Karena sudah sangat resah, sang istri berbicara dengan nada marah kepada suaminya. Tapi, suaminyapun tidak memikirkan itu semua. Memang sulit untuk mendapatkan pekerjaan, apalagi di desa terpencil seperti ini. Sang suami hanya bisa berdiam diri di rumah dan melamun di depan jendela. Ia sama sekali tidak ingin keluar rumah untuk mencari pekerjaan. Setiap hari hanya mau minum kopi sambil menikmati senja yang tersisa.
“Menurutku, walaupun sulit untuk mendapat pekerjaan, tapi sudah seharusnya kan si suami mencari pekerjaan,” selahku saat ibu sedang asik bercerita dengan menahan isak tangisnya. Aku belum tahu kenapa ibu seperti itu.
“Iya, kamu diam dulu. Ibu belum rampung bercerita,”
“Apakah memang si suami sangat egois. Dia tak mau mencari pekerjaan lain. Apakah memang begitu sifatnya. Seharusnya dia cepat mencari pekerjaan, tidak salah istrinya membentak-bentak padanya. Itu semua salahnya.” Serangku.
Tanpa mengacuh kepadaku, Ibu melanjutkan ceritanya. Suasana di rumah kecil itu menjadi sangat kacau, kata ibuku. Sang istri setiap hari membentaki suaminya. Karena juga manusia, padahal sang suami adalah orang yang sangat sabar. Tapi lama-kelamaan dia pun ikut terpancing kemarahannya. Sang suami ikut-ikutan membentaki istrinya. Sesekali, kepalan tangannya jua yang mewakili kemarahannya.

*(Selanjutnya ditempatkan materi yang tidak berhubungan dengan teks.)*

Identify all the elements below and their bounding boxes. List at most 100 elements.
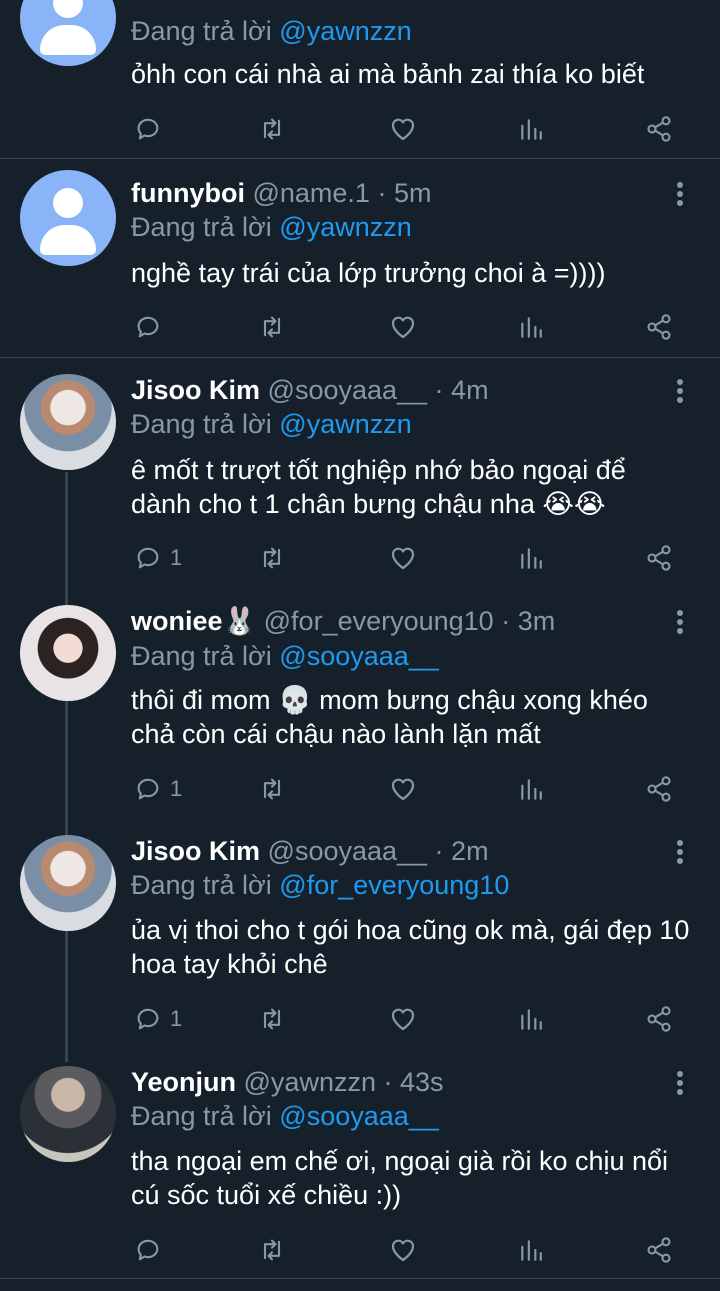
retweet-icon [263,1239,281,1261]
handle-time: @sooyaaa__ · 4m [260,375,489,405]
stats-icon [521,1240,542,1261]
reply-icon [137,1008,159,1030]
like-button[interactable] [388,309,418,345]
stats-icon [521,119,542,140]
share-button[interactable] [645,1232,673,1268]
share-icon [647,116,671,142]
handle-time: @yawnzzn · 43s [236,1067,444,1097]
avatar[interactable] [20,170,116,266]
stats-button[interactable] [518,111,544,147]
like-button[interactable] [388,771,418,807]
tweet-header: Jisoo Kim @sooyaaa__ · 2m [131,834,489,868]
display-name[interactable]: Jisoo Kim [131,836,260,866]
tweet-text: thôi đi mom 💀 mom bưng chậu xong khéo ch… [131,685,648,749]
mention-link[interactable]: @yawnzzn [279,409,411,439]
retweet-button[interactable] [258,309,286,345]
avatar[interactable] [20,835,116,931]
mention-link[interactable]: @yawnzzn [279,212,411,242]
stats-button[interactable] [518,309,544,345]
tweet-header: Yeonjun @yawnzzn · 43s [131,1065,444,1099]
reply-icon [137,316,159,338]
mention-link[interactable]: @yawnzzn [279,16,411,46]
retweet-button[interactable] [258,540,286,576]
retweet-icon [263,316,281,338]
retweet-icon [263,547,281,569]
share-button[interactable] [645,771,673,807]
share-icon [647,1237,671,1263]
reply-context: Đang trả lời @sooyaaa__ [131,641,439,671]
stats-icon [521,548,542,569]
more-options-icon[interactable] [666,834,694,868]
like-button[interactable] [388,1232,418,1268]
stats-button[interactable] [518,1232,544,1268]
reply-button[interactable] [134,111,170,147]
tweet-text: ê mốt t trượt tốt nghiệp nhớ bảo ngoại đ… [131,455,626,519]
handle-time: @sooyaaa__ · 2m [260,836,489,866]
retweet-icon [263,118,281,140]
mention-link[interactable]: @sooyaaa__ [279,1101,439,1131]
reply-button[interactable] [134,1232,170,1268]
avatar[interactable] [20,605,116,701]
share-button[interactable] [645,309,673,345]
retweet-icon [263,778,281,800]
tweet-text: ỏhh con cái nhà ai mà bảnh zai thía ko b… [131,59,645,89]
like-button[interactable] [388,111,418,147]
more-options-icon[interactable] [666,1065,694,1099]
more-options-icon[interactable] [666,604,694,638]
share-button[interactable] [645,1001,673,1037]
display-name[interactable]: funnyboi [131,178,245,208]
reply-button[interactable]: 1 [134,1001,182,1037]
reply-icon [137,778,159,800]
stats-button[interactable] [518,771,544,807]
avatar[interactable] [20,0,116,66]
reply-context: Đang trả lời @yawnzzn [131,16,412,46]
stats-icon [521,1009,542,1030]
more-options-icon[interactable] [666,373,694,407]
handle-time: @for_everyoung10 · 3m [256,606,556,636]
reply-context: Đang trả lời @yawnzzn [131,409,412,439]
tweet-text: ủa vị thoi cho t gói hoa cũng ok mà, gái… [131,915,690,979]
tweet-text: tha ngoại em chế ơi, ngoại già rồi ko ch… [131,1146,669,1210]
retweet-icon [263,1008,281,1030]
share-icon [647,1006,671,1032]
reply-button[interactable]: 1 [134,771,182,807]
reply-button[interactable]: 1 [134,540,182,576]
display-name[interactable]: Jisoo Kim [131,375,260,405]
display-name[interactable]: woniee🐰 [131,606,256,636]
retweet-button[interactable] [258,111,286,147]
avatar[interactable] [20,1066,116,1162]
divider [0,158,720,159]
retweet-button[interactable] [258,1232,286,1268]
mention-link[interactable]: @for_everyoung10 [279,870,509,900]
retweet-button[interactable] [258,1001,286,1037]
share-button[interactable] [645,111,673,147]
share-icon [647,314,671,340]
retweet-button[interactable] [258,771,286,807]
mention-link[interactable]: @sooyaaa__ [279,641,439,671]
like-button[interactable] [388,540,418,576]
display-name[interactable]: Yeonjun [131,1067,236,1097]
reply-icon [137,1239,159,1261]
stats-button[interactable] [518,540,544,576]
share-button[interactable] [645,540,673,576]
divider [0,1278,720,1279]
reply-button[interactable] [134,309,170,345]
more-options-icon[interactable] [666,176,694,210]
reply-count: 1 [170,1006,183,1031]
reply-icon [137,547,159,569]
heart-icon [391,316,415,339]
reply-icon [137,118,159,140]
like-button[interactable] [388,1001,418,1037]
heart-icon [391,1008,415,1031]
stats-button[interactable] [518,1001,544,1037]
avatar[interactable] [20,374,116,470]
reply-context: Đang trả lời @for_everyoung10 [131,870,510,900]
stats-icon [521,317,542,338]
handle-time: @name.1 · 5m [244,178,432,208]
tweet-header: woniee🐰 @for_everyoung10 · 3m [131,604,555,638]
share-icon [647,545,671,571]
tweet-header: Jisoo Kim @sooyaaa__ · 4m [131,373,489,407]
reply-count: 1 [170,776,183,801]
heart-icon [391,547,415,570]
divider [0,357,720,358]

Dan pada saat malam hari, sehabis sang suami memukul kembali istrinya. Ketika sang istri sekali lagi memintah suaminya untuk mencari kerja. Saat malam itu, ketika istri dan laparnya sudah tertidur dengan pulas. Sang suami mempunyai cara bagaimana mengakhiri semua penderitaan ini.

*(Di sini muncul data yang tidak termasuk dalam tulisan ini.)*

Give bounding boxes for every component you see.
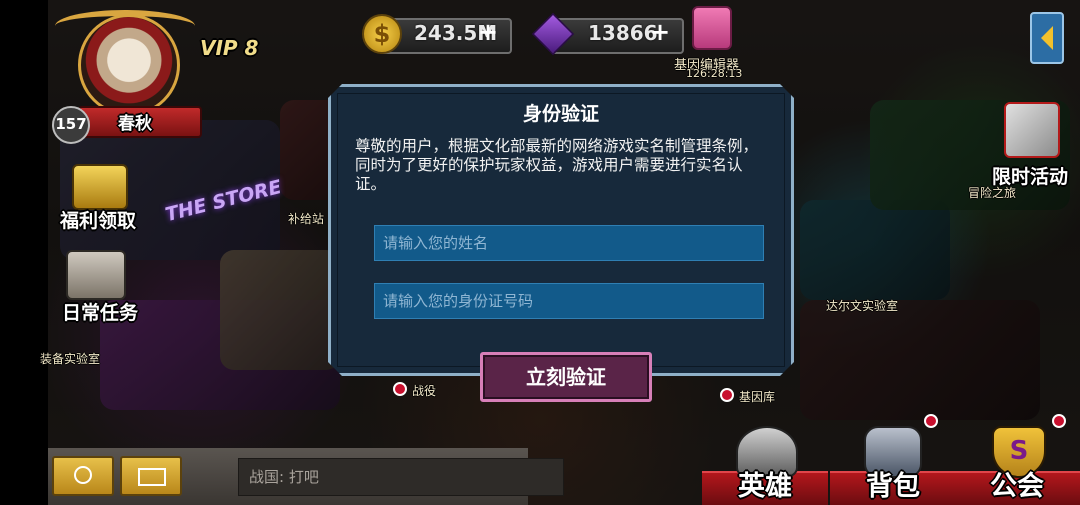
- tab-guild[interactable]: S 公会: [954, 414, 1080, 505]
- avatar-horns: [55, 10, 195, 42]
- battle-marker-icon: [393, 382, 407, 396]
- identity-verification-dialog: 身份验证 尊敬的用户，根据文化部最新的网络游戏实名制管理条例，同时为了更好的保护…: [328, 84, 794, 376]
- friends-button[interactable]: [52, 456, 114, 496]
- tab-bag-label: 背包: [866, 471, 920, 502]
- gems-value: 13866: [588, 21, 658, 45]
- friends-icon: [74, 466, 92, 484]
- gene-editor-timer: 126:28:13: [686, 67, 743, 80]
- guild-notification-icon: [1052, 414, 1066, 428]
- equip-lab-label[interactable]: 装备实验室: [40, 350, 100, 367]
- add-gems-button[interactable]: +: [650, 20, 670, 44]
- vip-badge[interactable]: VIP 8: [200, 36, 258, 60]
- player-level: 157: [55, 115, 87, 133]
- battle-label[interactable]: 战役: [412, 382, 436, 399]
- dialog-message: 尊敬的用户，根据文化部最新的网络游戏实名制管理条例，同时为了更好的保护玩家权益，…: [355, 137, 759, 193]
- bag-notification-icon: [924, 414, 938, 428]
- gift-box-icon[interactable]: [692, 6, 732, 50]
- limited-event-icon[interactable]: [1004, 102, 1060, 158]
- chat-bar: 战国: 打吧: [48, 448, 564, 505]
- coin-icon: $: [362, 14, 402, 54]
- darwin-lab-label[interactable]: 达尔文实验室: [826, 297, 898, 314]
- tab-hero[interactable]: 英雄: [702, 426, 828, 505]
- game-scene: VIP 8 春秋 157 $ 243.5M + 13866 + 基因编辑器 12…: [0, 0, 1080, 505]
- tab-bag[interactable]: 背包: [830, 414, 956, 505]
- player-name: 春秋: [118, 114, 152, 134]
- add-coins-button[interactable]: +: [478, 20, 498, 44]
- limited-event-label[interactable]: 限时活动: [992, 162, 1068, 189]
- daily-task-label[interactable]: 日常任务: [62, 298, 138, 325]
- collapse-arrow-button[interactable]: [1030, 12, 1064, 64]
- tab-guild-label: 公会: [990, 471, 1044, 502]
- gene-bank-label[interactable]: 基因库: [739, 388, 775, 405]
- welfare-label[interactable]: 福利领取: [60, 206, 136, 233]
- name-input[interactable]: [374, 225, 764, 261]
- chat-message[interactable]: 战国: 打吧: [238, 458, 564, 496]
- mail-icon: [138, 468, 166, 486]
- dialog-title: 身份验证: [522, 103, 599, 125]
- id-number-input[interactable]: [374, 283, 764, 319]
- welfare-icon[interactable]: [72, 164, 128, 210]
- left-letterbox: [0, 0, 48, 505]
- gene-bank-marker-icon: [720, 388, 734, 402]
- tab-hero-label: 英雄: [738, 471, 792, 502]
- supply-label[interactable]: 补给站: [288, 210, 324, 227]
- daily-task-icon[interactable]: [66, 250, 126, 300]
- mail-button[interactable]: [120, 456, 182, 496]
- chevron-left-icon: [1041, 26, 1053, 50]
- verify-now-button[interactable]: 立刻验证: [480, 352, 652, 402]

Dengan sangat egois, sang suami memegang sebuah pisau besar yang diambilnya dari dapur. Dia dengan keji telah menggorok leher istrinya. Seperti orang mabuk, sang suami tak segan memotong-motong bagian tubuh istrinya itu. Ia potongi kecil-kecil, lalu diambil dan dilemparkanya dengan gila daging istrinya memenuhi isi rumah. Bau anyir dan merah darah menghiasi di sana-sini. Setelah memastikan istrinya hancur. Sang suami pun dengan sangat egois, ia tak memikirkan nasib anak-anaknya. Dia juga memotong lehernya sendiri. Dia menyusul istrinya yang mati untuk mengakhiri penderitaan ini. Si sulung yang terbangun karena mendengar teriakan ayahnya yang sempat kesakitan, sangat ketakutan melihat semua ini. Ia hanya bisa menangis dan memeluk adiknya yang masih bayi. Dengan masih menahan lapar di perutnya.
Aku hanya bisa mengangan-angan cerita itu dengan sangat ketakutan. Aku sering tidak bisa tidur ketika mengingatnya. Ibuku menceritakan itu semua ketika ia sudah mati.